Despite its popularity and accessibility, gambling can lead to significant harms such as mental health problems, financial losses, relationship breakdown, job loss and homelessness. It can also affect family members, friends and work colleagues.
There are a number of ways to help stop gambling and reduce the harms it causes. The main thing is to learn to avoid gambling and develop strategies to deal with the problem if you are struggling.
Set limits on how much money you are prepared to lose. You should not take out any more money than you can afford to lose, and it is best to keep your bank account separate from your gambling account.
Make sure you have a strong support network around you. Reach out to family and friends who you can trust, and make use of support groups such as Gamblers Anonymous. These groups are based on 12 step programmes and can be a great way to get the help and support you need to stay in recovery.
Self-help is a powerful tool for overcoming gambling and there are a number of free self-help resources available. They can help you to cut down on gambling and learn new ways to manage your emotions.
Postpone gambling, distract yourself or practice relaxation exercises.
Often people turn to gambling when they are feeling lonely, bored or stressed out. The good news is that there are healthier ways to relieve these feelings, and you can do this without risking your money or reputation.
Consider taking up a hobby that involves your creativity and helps you to focus on things other than gambling. You could learn to play an instrument or take up a sport, for example.
Try to exercise regularly and eat well. Physical activity helps to maintain a healthy weight and can help to prevent or alleviate some of the effects of stress on the brain, such as a spike in cortisol levels.
If you feel tempted to gamble, take some time to reflect on why you have become a gambler and what you can do about it. You may find that you have a problem with impulse control or that you have an overactive mind.
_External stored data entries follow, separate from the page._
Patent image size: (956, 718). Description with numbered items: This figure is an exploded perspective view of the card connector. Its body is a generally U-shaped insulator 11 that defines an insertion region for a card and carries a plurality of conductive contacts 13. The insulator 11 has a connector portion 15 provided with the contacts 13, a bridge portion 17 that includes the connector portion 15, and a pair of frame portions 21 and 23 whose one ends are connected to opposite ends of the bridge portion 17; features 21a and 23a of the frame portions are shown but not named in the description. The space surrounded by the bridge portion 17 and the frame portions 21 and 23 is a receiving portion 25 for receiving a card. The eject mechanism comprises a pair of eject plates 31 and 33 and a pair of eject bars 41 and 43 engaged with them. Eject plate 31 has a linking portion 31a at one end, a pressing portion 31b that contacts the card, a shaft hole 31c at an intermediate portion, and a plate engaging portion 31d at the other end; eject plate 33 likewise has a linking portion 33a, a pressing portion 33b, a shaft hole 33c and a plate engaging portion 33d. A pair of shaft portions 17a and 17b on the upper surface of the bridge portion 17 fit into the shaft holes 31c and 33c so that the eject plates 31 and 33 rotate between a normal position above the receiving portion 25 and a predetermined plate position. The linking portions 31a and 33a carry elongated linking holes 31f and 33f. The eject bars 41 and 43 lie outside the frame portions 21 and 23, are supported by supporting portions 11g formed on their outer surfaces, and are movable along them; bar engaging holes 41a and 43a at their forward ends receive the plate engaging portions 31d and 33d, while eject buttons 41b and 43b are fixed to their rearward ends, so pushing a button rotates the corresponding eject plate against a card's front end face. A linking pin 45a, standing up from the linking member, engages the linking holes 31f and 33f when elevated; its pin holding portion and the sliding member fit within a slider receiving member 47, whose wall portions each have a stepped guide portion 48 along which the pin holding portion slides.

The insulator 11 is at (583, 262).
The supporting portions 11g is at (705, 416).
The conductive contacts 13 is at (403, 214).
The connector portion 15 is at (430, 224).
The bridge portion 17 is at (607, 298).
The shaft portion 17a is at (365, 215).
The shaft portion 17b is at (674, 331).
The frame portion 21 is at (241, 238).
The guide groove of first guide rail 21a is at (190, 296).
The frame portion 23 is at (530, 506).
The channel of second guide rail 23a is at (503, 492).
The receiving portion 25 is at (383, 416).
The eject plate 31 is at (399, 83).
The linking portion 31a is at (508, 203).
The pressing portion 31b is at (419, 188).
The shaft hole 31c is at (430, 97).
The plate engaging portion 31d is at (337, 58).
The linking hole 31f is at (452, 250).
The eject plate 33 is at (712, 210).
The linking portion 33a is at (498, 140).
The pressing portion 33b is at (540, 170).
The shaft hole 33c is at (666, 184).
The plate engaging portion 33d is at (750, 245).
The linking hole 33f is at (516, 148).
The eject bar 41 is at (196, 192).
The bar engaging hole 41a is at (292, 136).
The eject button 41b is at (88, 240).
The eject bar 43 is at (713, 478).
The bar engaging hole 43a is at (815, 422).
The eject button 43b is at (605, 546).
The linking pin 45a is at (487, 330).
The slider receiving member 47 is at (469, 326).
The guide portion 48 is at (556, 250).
Changing these factors can help you to break the cycle of gambling and lead a more fulfilling life.
Do not let gambling interfere with other activities that are important to you, such as spending time with family or working. It can be hard to resist a tempting offer but, if you are able to delay the temptation, you might be able to prevent gambling from becoming an addiction.
Identify the symptoms of problem gambling (see the section on Addiction). These signs can be hard to spot but they do exist. Some of them are:
Restrict the amount of money you spend on gambling, and limit the length of time you spend on it. This can be a difficult thing to do but it is essential for your well-being.